The pilot’s estimate of three and a half minutes was on the money, but there was a twenty-minute holdup during which the launc
h was forced to putt back and forth offshore while the short, narrow stone quay was occupied by two farm tractors with flatbeds unloading the day’s deliveries—everything from milk and bread to a sofa (not new) and a television set (likewise)—from the daily supply ferry. When the unloading was finished, the tractors had chugged off in a dusty haze, and the ferry had backed out and departed, they pulled up alongside the quay and the pilot threw a rope over a nearby stanchion.
“We won’t be long, Ron,” Clapper said, climbing out onto stone steps worn concave by four hundred years of friendly visitors and unfriendly invaders. “Time enough for a pint at the Turk’s Head, if you don’t dawdle.”
The pilot nodded soberly. “I shall take your sage advice, Sergeant.”
The tide was at its highest, with a thin sheet of water sloshing over the uneven old stonework, so they had to watch their step. Gideon was again struck with Clapper’s stately man-on-the-moon walk. In an odd, elephantine way, he was extremely graceful, totally in balance. Maybe it was the low center of gravity that hippy, pear-shaped form gave him. At the foot of the quay, where they stepped onto the land of the one-square-mile island itself, there were a few metal signs tacked onto an unpainted shed. All except one were for family-run guest houses and bed-and-breakfast places (there were no hotels on St. Agnes, Clapper said); the other was an advertisement for where they were going:
Bed-and-Biscuit Canine Boarding Establishment
Lowertown Farm Road
Tel 422380
Minimum Stay One Week
Proprietor Mr.

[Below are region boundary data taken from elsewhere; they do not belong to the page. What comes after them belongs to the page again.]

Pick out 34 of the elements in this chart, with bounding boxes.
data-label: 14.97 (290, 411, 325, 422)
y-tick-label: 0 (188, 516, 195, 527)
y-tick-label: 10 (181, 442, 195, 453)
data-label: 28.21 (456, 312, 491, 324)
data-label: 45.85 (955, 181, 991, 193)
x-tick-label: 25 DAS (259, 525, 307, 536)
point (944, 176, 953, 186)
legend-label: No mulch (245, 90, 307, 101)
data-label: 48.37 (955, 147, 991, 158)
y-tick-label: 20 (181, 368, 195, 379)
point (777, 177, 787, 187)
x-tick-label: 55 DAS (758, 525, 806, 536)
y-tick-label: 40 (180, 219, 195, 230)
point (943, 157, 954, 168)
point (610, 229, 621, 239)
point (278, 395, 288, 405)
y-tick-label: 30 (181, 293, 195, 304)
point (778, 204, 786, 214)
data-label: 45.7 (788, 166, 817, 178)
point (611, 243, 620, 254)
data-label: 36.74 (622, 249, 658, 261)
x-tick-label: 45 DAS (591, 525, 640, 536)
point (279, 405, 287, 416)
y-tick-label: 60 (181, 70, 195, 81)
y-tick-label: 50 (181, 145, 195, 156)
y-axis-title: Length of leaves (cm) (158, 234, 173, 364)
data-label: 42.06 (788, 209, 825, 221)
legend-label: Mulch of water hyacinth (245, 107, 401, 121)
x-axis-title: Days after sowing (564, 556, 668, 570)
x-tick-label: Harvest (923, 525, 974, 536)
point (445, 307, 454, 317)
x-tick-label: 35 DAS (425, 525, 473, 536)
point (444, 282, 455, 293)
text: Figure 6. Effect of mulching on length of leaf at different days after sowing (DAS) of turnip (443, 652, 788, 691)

Truscott Hicks
“Truscott Hicks,” Clapper explained as they began walking up the path from the quay, “knows more about dogs than any man I’ve ever met. He was a famous dog trainer in the seventies. Wrote a few books, had his own show on the telly, gave courses all over the world, and so on. Well, about the time he got tired of that, his son—a copper up in Barnstaple at the time—told him about how they were starting to use dogs to detect firearms, explosives, drugs, and so on. Trus took an interest, took some courses on the Continent and on your side of the Pond, and made himself into a first-rate expert. First paid canine consultant of the Devon and Cornwall Constabulary, founding member of the Canine Forensics Association, and so forth and so on.”